I'm not saying this is likely - but if I was a diehard Russian nationalist facing defeat, I'd be seriously considering how I could best use nuclear weapons to force a favourable end to the war. Hence 20-25% seems about right for me.

deleted

The last time anyone used a nuclear weapon in hostilities was Nagasaki. So using nukes now would break the taboo and I think that taboo needs to be enforced with the might of a thousand gods.

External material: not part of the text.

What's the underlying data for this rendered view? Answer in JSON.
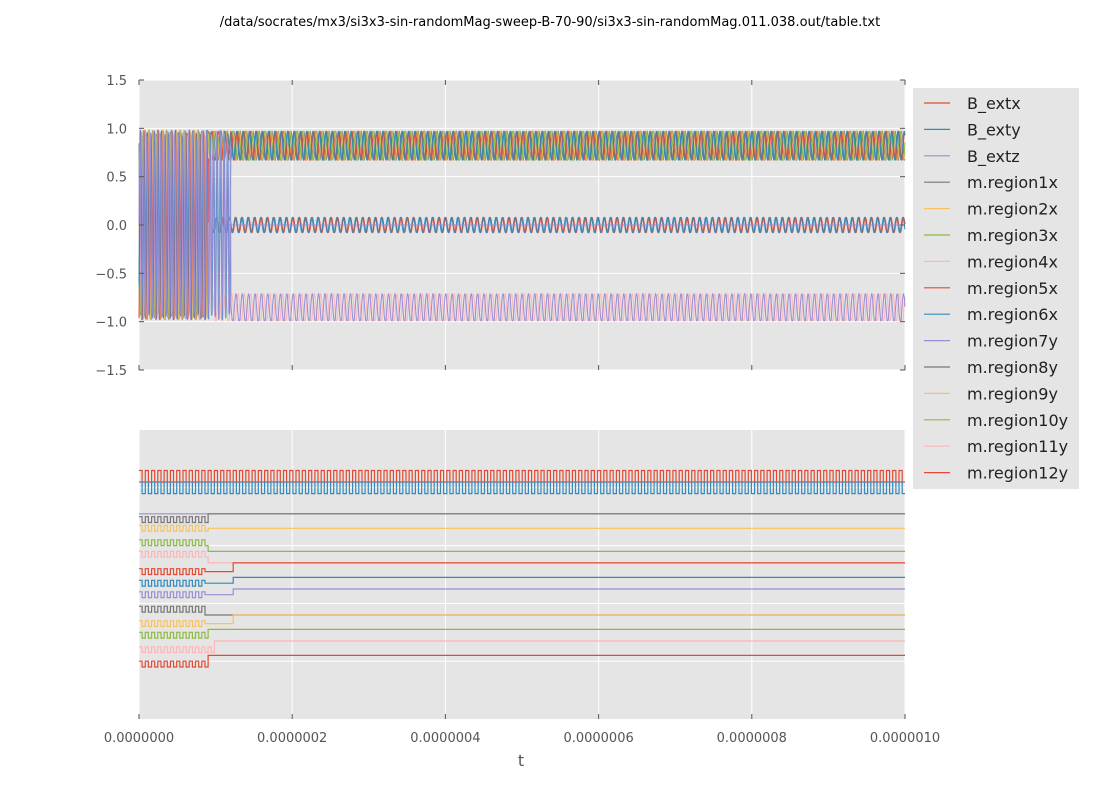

I've always thought this argument would be deeply unconvincing to anybody living in Russia or Japan. To them it might sound like

The last time nukes were used was when we, the Americans used them. If our enemies were to try the same thing - why it would be unspeakably horrific, and would prove our enemies are unredeemable monsters.

If this taboo needs to be enforced with the might of a thousand gods, the United States cannot be allowed to continue to exist. If they are allowed to exist after using nukes - well maybe their enemies have a chance of achieving the same feat.